Personal information
- Nationality: British (Welsh)
- Born: c.1926 Llanelli, Wales

Sport
- Sport: Lawn bowls
- Club: Brynhyfryd BC (Llanelli, Carms)

Medal record
Representing Wales
British Isles Championships
| Gold medal – first place | 1973 | fours |
Welsh Nationals
| Gold medal – first place | 1971 | fours |
| Gold medal – first place | 1972 | fours |
| Gold medal – first place | 1975 | triples |

= Dai Richards (bowls) =

Welsh international lawn bowler

David "Dai" Richards (born c.1926), is a former international lawn bowler from Wales, who captained his nation and competed at the Commonwealth Games.

== Biography ==
Richards was a member of the Brynhyfryd Bowls Club in Llanelli (Carms) and made his Welsh international debut in 1972.

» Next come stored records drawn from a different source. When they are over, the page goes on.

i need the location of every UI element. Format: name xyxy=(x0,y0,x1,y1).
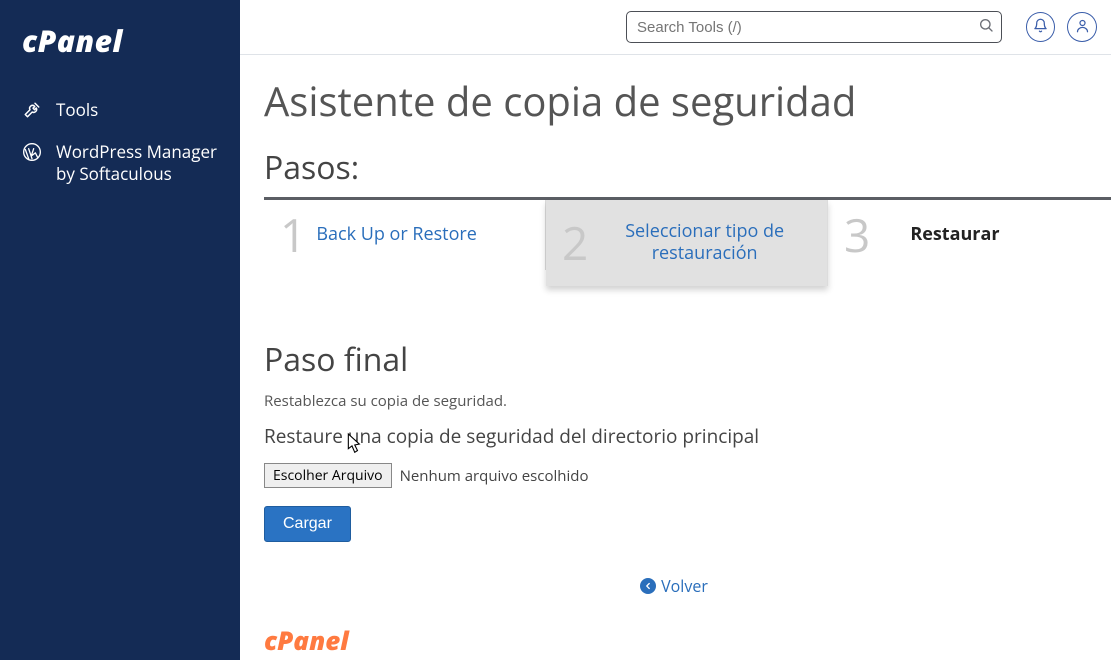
search-icon xyxy=(978,16,994,38)
search-input[interactable] xyxy=(626,11,1002,43)
sidebar: cPanel Tools WordPress Manager by Softac… xyxy=(0,0,240,660)
sidebar-item-label: WordPress Manager by Softaculous xyxy=(56,141,218,185)
wordpress-icon xyxy=(22,142,42,162)
back-link[interactable]: Volver xyxy=(640,575,708,597)
step-number: 1 xyxy=(280,212,306,258)
tools-icon xyxy=(22,100,42,120)
steps-heading: Pasos: xyxy=(264,146,1111,189)
notifications-button[interactable] xyxy=(1026,12,1056,42)
step-label: Restaurar xyxy=(910,224,999,246)
sidebar-item-tools[interactable]: Tools xyxy=(0,89,240,131)
choose-file-button[interactable]: Escolher Arquivo xyxy=(264,463,392,488)
step-2[interactable]: 2 Seleccionar tipo de restauración xyxy=(546,200,828,286)
file-picker: Escolher Arquivo Nenhum arquivo escolhid… xyxy=(264,463,1111,488)
topbar xyxy=(240,0,1111,55)
file-status: Nenhum arquivo escolhido xyxy=(400,466,589,486)
step-1[interactable]: 1 Back Up or Restore xyxy=(264,200,546,270)
upload-button[interactable]: Cargar xyxy=(264,506,351,542)
final-step-subtitle: Restablezca su copia de seguridad. xyxy=(264,391,1111,411)
footer-cpanel-logo: cPanel xyxy=(264,622,349,658)
sidebar-item-wordpress[interactable]: WordPress Manager by Softaculous xyxy=(0,131,240,187)
back-link-wrap: Volver xyxy=(264,574,1084,597)
back-label: Volver xyxy=(661,575,708,597)
main-content: Asistente de copia de seguridad Pasos: 1… xyxy=(240,55,1111,660)
step-number: 3 xyxy=(844,212,870,258)
bell-icon xyxy=(1033,16,1048,38)
page-title: Asistente de copia de seguridad xyxy=(264,73,1111,128)
restore-description: Restaure una copia de seguridad del dire… xyxy=(264,423,1111,449)
step-label: Back Up or Restore xyxy=(316,224,477,246)
final-step-title: Paso final xyxy=(264,338,1111,381)
final-step-section: Paso final Restablezca su copia de segur… xyxy=(264,338,1111,597)
logo-text: cPanel xyxy=(22,20,123,61)
step-3-current: 3 Restaurar xyxy=(828,200,1110,270)
user-menu-button[interactable] xyxy=(1067,12,1097,42)
step-label: Seleccionar tipo de restauración xyxy=(598,221,811,264)
cpanel-logo: cPanel xyxy=(0,0,240,89)
step-number: 2 xyxy=(562,220,588,266)
search-wrap xyxy=(626,11,1002,43)
user-icon xyxy=(1075,16,1090,38)
sidebar-item-label: Tools xyxy=(56,99,98,121)
back-arrow-icon xyxy=(640,578,656,594)
steps-row: 1 Back Up or Restore 2 Seleccionar tipo … xyxy=(264,197,1111,286)
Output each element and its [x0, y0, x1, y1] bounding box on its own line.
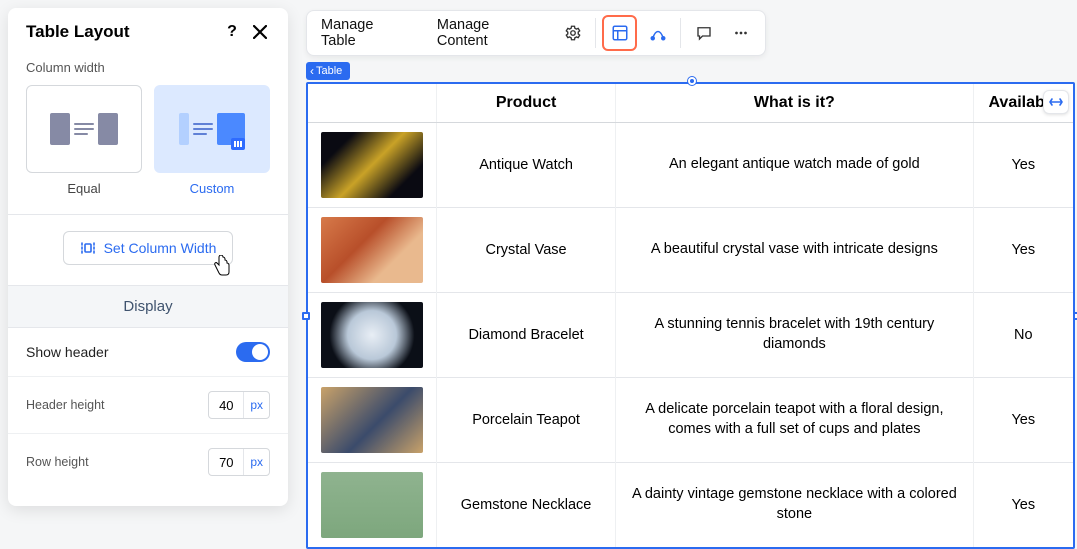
- selection-handle-right[interactable]: [1073, 312, 1077, 320]
- header-height-input[interactable]: [209, 398, 243, 413]
- column-width-options: Equal Custom: [8, 85, 288, 215]
- cell-image: [308, 208, 437, 293]
- help-icon[interactable]: ?: [222, 22, 242, 42]
- row-height-input-wrap: px: [208, 448, 270, 476]
- width-option-equal[interactable]: Equal: [26, 85, 142, 204]
- cell-image: [308, 463, 437, 548]
- cell-product: Crystal Vase: [437, 208, 616, 293]
- col-header-image: [308, 84, 437, 123]
- breadcrumb-label: Table: [316, 65, 342, 77]
- width-option-custom-label: Custom: [190, 181, 235, 204]
- width-option-custom[interactable]: Custom: [154, 85, 270, 204]
- cell-description: A beautiful crystal vase with intricate …: [616, 208, 973, 293]
- width-option-equal-label: Equal: [67, 181, 100, 204]
- table-component[interactable]: Product What is it? Available Antique Wa…: [306, 82, 1075, 549]
- table-row: Crystal VaseA beautiful crystal vase wit…: [308, 208, 1073, 293]
- table-layout-panel: Table Layout ? Column width Equal Custom: [8, 8, 288, 506]
- column-resize-handle-icon[interactable]: [1043, 90, 1069, 114]
- column-width-icon: [80, 240, 96, 256]
- row-height-input[interactable]: [209, 455, 243, 470]
- show-header-toggle[interactable]: [236, 342, 270, 362]
- row-height-row: Row height px: [8, 434, 288, 490]
- component-toolbar: Manage Table Manage Content: [306, 10, 766, 56]
- col-header-product: Product: [437, 84, 616, 123]
- more-icon[interactable]: [724, 16, 757, 50]
- table-row: Antique WatchAn elegant antique watch ma…: [308, 123, 1073, 208]
- col-header-what: What is it?: [616, 84, 973, 123]
- show-header-row: Show header: [8, 328, 288, 377]
- cell-image: [308, 378, 437, 463]
- cell-product: Diamond Bracelet: [437, 293, 616, 378]
- cell-product: Porcelain Teapot: [437, 378, 616, 463]
- breadcrumb-chip[interactable]: Table: [306, 62, 350, 80]
- settings-icon[interactable]: [557, 16, 590, 50]
- cell-product: Gemstone Necklace: [437, 463, 616, 548]
- cell-image: [308, 123, 437, 208]
- panel-header: Table Layout ?: [8, 8, 288, 60]
- layout-icon[interactable]: [602, 15, 637, 51]
- data-table: Product What is it? Available Antique Wa…: [308, 84, 1073, 547]
- table-row: Porcelain TeapotA delicate porcelain tea…: [308, 378, 1073, 463]
- col-header-available: Available: [973, 84, 1073, 123]
- table-row: Diamond BraceletA stunning tennis bracel…: [308, 293, 1073, 378]
- editor-canvas: Manage Table Manage Content Table: [300, 0, 1077, 514]
- cell-available: Yes: [973, 123, 1073, 208]
- cell-available: Yes: [973, 463, 1073, 548]
- table-row: Gemstone NecklaceA dainty vintage gemsto…: [308, 463, 1073, 548]
- table-header-row: Product What is it? Available: [308, 84, 1073, 123]
- header-height-row: Header height px: [8, 377, 288, 434]
- resize-handle-icon: [231, 138, 245, 150]
- cell-available: Yes: [973, 378, 1073, 463]
- close-icon[interactable]: [250, 22, 270, 42]
- cell-description: An elegant antique watch made of gold: [616, 123, 973, 208]
- set-column-width-button[interactable]: Set Column Width: [63, 231, 234, 265]
- set-column-width-label: Set Column Width: [104, 240, 217, 256]
- cell-available: Yes: [973, 208, 1073, 293]
- column-width-label: Column width: [8, 60, 288, 85]
- header-height-input-wrap: px: [208, 391, 270, 419]
- selection-handle-top[interactable]: [688, 77, 696, 85]
- cell-description: A dainty vintage gemstone necklace with …: [616, 463, 973, 548]
- cell-description: A stunning tennis bracelet with 19th cen…: [616, 293, 973, 378]
- cell-product: Antique Watch: [437, 123, 616, 208]
- panel-title: Table Layout: [26, 22, 214, 42]
- header-height-unit[interactable]: px: [243, 392, 269, 418]
- set-column-width-row: Set Column Width: [8, 215, 288, 286]
- display-section-heading: Display: [8, 286, 288, 328]
- comment-icon[interactable]: [687, 16, 720, 50]
- cell-description: A delicate porcelain teapot with a flora…: [616, 378, 973, 463]
- cell-image: [308, 293, 437, 378]
- row-height-label: Row height: [26, 455, 208, 469]
- manage-table-button[interactable]: Manage Table: [307, 11, 423, 55]
- manage-content-button[interactable]: Manage Content: [423, 11, 555, 55]
- selection-handle-left[interactable]: [302, 312, 310, 320]
- header-height-label: Header height: [26, 398, 208, 412]
- animation-icon[interactable]: [641, 16, 674, 50]
- row-height-unit[interactable]: px: [243, 449, 269, 475]
- table-selection-wrap: Product What is it? Available Antique Wa…: [306, 82, 1077, 549]
- cell-available: No: [973, 293, 1073, 378]
- show-header-label: Show header: [26, 344, 236, 360]
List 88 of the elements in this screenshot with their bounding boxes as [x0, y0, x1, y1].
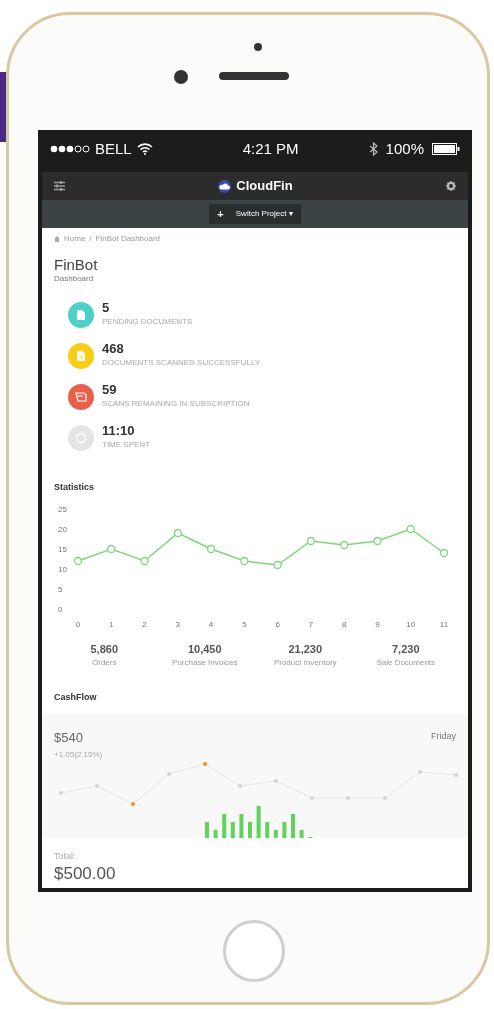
battery-icon: [432, 143, 460, 155]
y-tick-label: 0: [58, 604, 63, 614]
x-tick-label: 6: [275, 619, 280, 629]
total-label: Total:: [54, 849, 77, 863]
bluetooth-icon: [368, 142, 378, 156]
x-tick-label: 1: [109, 619, 114, 629]
y-tick-label: 15: [58, 544, 67, 554]
data-point: [439, 548, 449, 557]
settings-icon[interactable]: [446, 181, 456, 191]
breadcrumb-separator: /: [89, 233, 92, 245]
cashflow-day: Friday: [431, 729, 456, 743]
settings-sliders-icon[interactable]: [54, 181, 65, 191]
data-point: [107, 544, 116, 553]
mini-bar: [222, 813, 227, 838]
x-tick-label: 9: [375, 619, 380, 629]
mini-bar: [273, 829, 278, 838]
mini-bar: [213, 829, 218, 838]
section-title: CashFlow: [54, 691, 98, 704]
sparkline-point: [203, 761, 207, 766]
summary-value: 10,450: [187, 641, 222, 657]
home-icon: [54, 236, 60, 242]
mini-bar: [239, 813, 244, 838]
mini-bar: [256, 805, 261, 838]
summary-label: Sale Documents: [376, 657, 436, 669]
y-tick-label: 20: [58, 524, 67, 534]
data-point: [240, 556, 249, 565]
x-tick-label: 2: [142, 619, 147, 629]
data-point: [373, 536, 382, 545]
total-amount: $500.00: [54, 863, 117, 885]
mini-bar: [230, 821, 235, 838]
x-tick-label: 5: [242, 619, 247, 629]
speaker-icon: [219, 72, 289, 80]
mini-bar: [299, 829, 304, 838]
page-subtitle: Dashboard: [54, 273, 95, 285]
x-tick-label: 3: [175, 619, 181, 629]
front-sensor-icon: [254, 43, 262, 51]
mini-bar: [205, 821, 209, 838]
switch-project-button[interactable]: Switch Project ▾: [229, 208, 299, 220]
page-title: FinBot: [54, 257, 99, 272]
summary-value: 21,230: [288, 641, 323, 657]
camera-icon: [174, 70, 188, 84]
data-point: [206, 544, 216, 553]
y-tick-label: 10: [58, 564, 67, 574]
breadcrumb-current: FinBot Dashboard: [95, 233, 161, 245]
summary-value: 7,230: [392, 641, 420, 657]
stat-value: 11:10: [102, 424, 136, 437]
summary-value: 5,860: [90, 641, 118, 657]
mini-bar: [291, 813, 295, 838]
summary-label: Purchase Invoices: [172, 657, 238, 669]
stat-value: 468: [102, 342, 125, 355]
data-point: [173, 528, 182, 537]
stat-label: PENDING DOCUMENTS: [102, 316, 193, 328]
x-tick-label: 7: [308, 619, 314, 629]
wifi-icon: [136, 143, 153, 155]
sparkline-point: [131, 801, 135, 806]
data-point: [306, 536, 316, 545]
section-title: Statistics: [54, 481, 96, 494]
cashflow-change: +1.05(2.15%): [54, 749, 104, 761]
cashflow-amount: $540: [54, 728, 83, 747]
data-point: [340, 540, 349, 549]
x-tick-label: 0: [75, 619, 81, 629]
data-point: [273, 560, 282, 569]
mini-bar: [265, 821, 270, 838]
summary-label: Orders: [92, 657, 117, 669]
cloud-logo-icon: [218, 179, 232, 193]
mini-bar: [248, 821, 252, 838]
x-tick-label: 11: [439, 619, 449, 629]
add-button[interactable]: +: [211, 205, 230, 223]
data-point: [73, 556, 83, 565]
stat-label: DOCUMENTS SCANNED SUCCESSFULLY: [102, 357, 261, 369]
x-tick-label: 10: [406, 619, 416, 629]
summary-label: Product Inventory: [273, 657, 337, 669]
app-title: CloudFin: [236, 177, 293, 196]
stat-value: 59: [102, 383, 118, 396]
y-tick-label: 5: [58, 584, 63, 594]
stat-value: 5: [102, 301, 111, 314]
stat-label: SCANS REMAINING IN SUBSCRIPTION: [102, 398, 250, 410]
signal-icon: [50, 145, 90, 153]
x-tick-label: 4: [208, 619, 214, 629]
x-tick-label: 8: [341, 619, 347, 629]
data-point: [140, 556, 149, 565]
status-time: 4:21 PM: [242, 138, 299, 159]
carrier-name: BELL: [95, 138, 132, 159]
stat-label: TIME SPENT: [102, 439, 150, 451]
data-point: [406, 524, 415, 533]
mini-bar: [282, 821, 287, 838]
battery-percent: 100%: [385, 138, 424, 159]
y-tick-label: 25: [58, 504, 67, 514]
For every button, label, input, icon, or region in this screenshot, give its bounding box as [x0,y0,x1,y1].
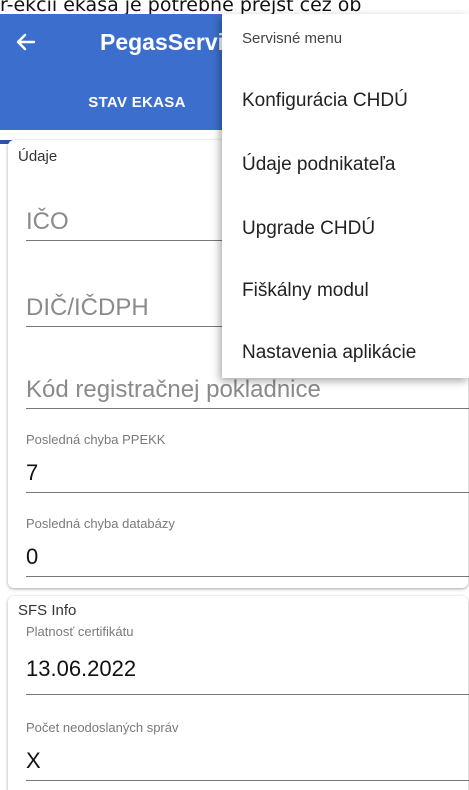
arrow-left-icon[interactable] [14,30,38,54]
menu-header: Servisné menu [242,30,343,47]
service-menu-popup: Servisné menu Konfigurácia CHDÚ Údaje po… [222,14,469,378]
msgs-value: X [26,748,41,773]
app-title: PegasServis [100,29,237,55]
cert-field[interactable]: Platnosť certifikátu 13.06.2022 [26,622,469,696]
ppekk-label: Posledná chyba PPEKK [26,432,166,447]
field-underline [26,780,469,781]
menu-item-nastavenia-aplikacie[interactable]: Nastavenia aplikácie [242,342,416,364]
cert-label: Platnosť certifikátu [26,624,134,639]
field-underline [26,492,469,493]
sfs-info-card: SFS Info Platnosť certifikátu 13.06.2022… [8,596,469,790]
cert-value: 13.06.2022 [26,656,137,681]
field-underline [26,408,469,409]
menu-item-fiskalny-modul[interactable]: Fiškálny modul [242,280,369,302]
ppekk-value: 7 [26,460,39,485]
msgs-field[interactable]: Počet neodoslaných správ X [26,718,469,782]
db-value: 0 [26,544,39,569]
menu-item-upgrade-chdu[interactable]: Upgrade CHDÚ [242,218,375,240]
card-title: SFS Info [18,602,77,619]
ico-hint: IČO [26,208,69,235]
kod-hint: Kód registračnej pokladnice [26,376,321,403]
db-label: Posledná chyba databázy [26,516,175,531]
msgs-label: Počet neodoslaných správ [26,720,179,735]
menu-item-udaje-podnikatela[interactable]: Údaje podnikateľa [242,154,395,176]
tab-stav-ekasa[interactable]: STAV EKASA [62,94,212,111]
field-underline [26,694,469,695]
menu-item-konfiguracia-chdu[interactable]: Konfigurácia CHDÚ [242,90,408,112]
field-underline [26,576,469,577]
ppekk-field[interactable]: Posledná chyba PPEKK 7 [26,430,469,494]
dic-hint: DIČ/IČDPH [26,294,149,321]
db-field[interactable]: Posledná chyba databázy 0 [26,514,469,578]
card-title: Údaje [18,148,58,165]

He won the Welsh National Bowls Championships in the fours in 1971 and 1972 and the triples in 1975.

Richards represented the Welsh team at the 1974 British Commonwealth Games in Christchurch, New Zealand, where he competed in the fours event, with Ian Sutherland, Gareth Humphreys and John Russell Evans, just missing the medal rostrum after finishing in fourth place.

After the Welsh national title wins he subsequently qualified to represent Wales at the British Isles Bowls Championships, where they won the fours title in 1973. He also skipped the fours at the 1976 British Isles Championships after their national 1975 success.

Richards, a steelworker by profession, also represented Wales at the 1976 World Outdoor Bowls Championship in South Africa.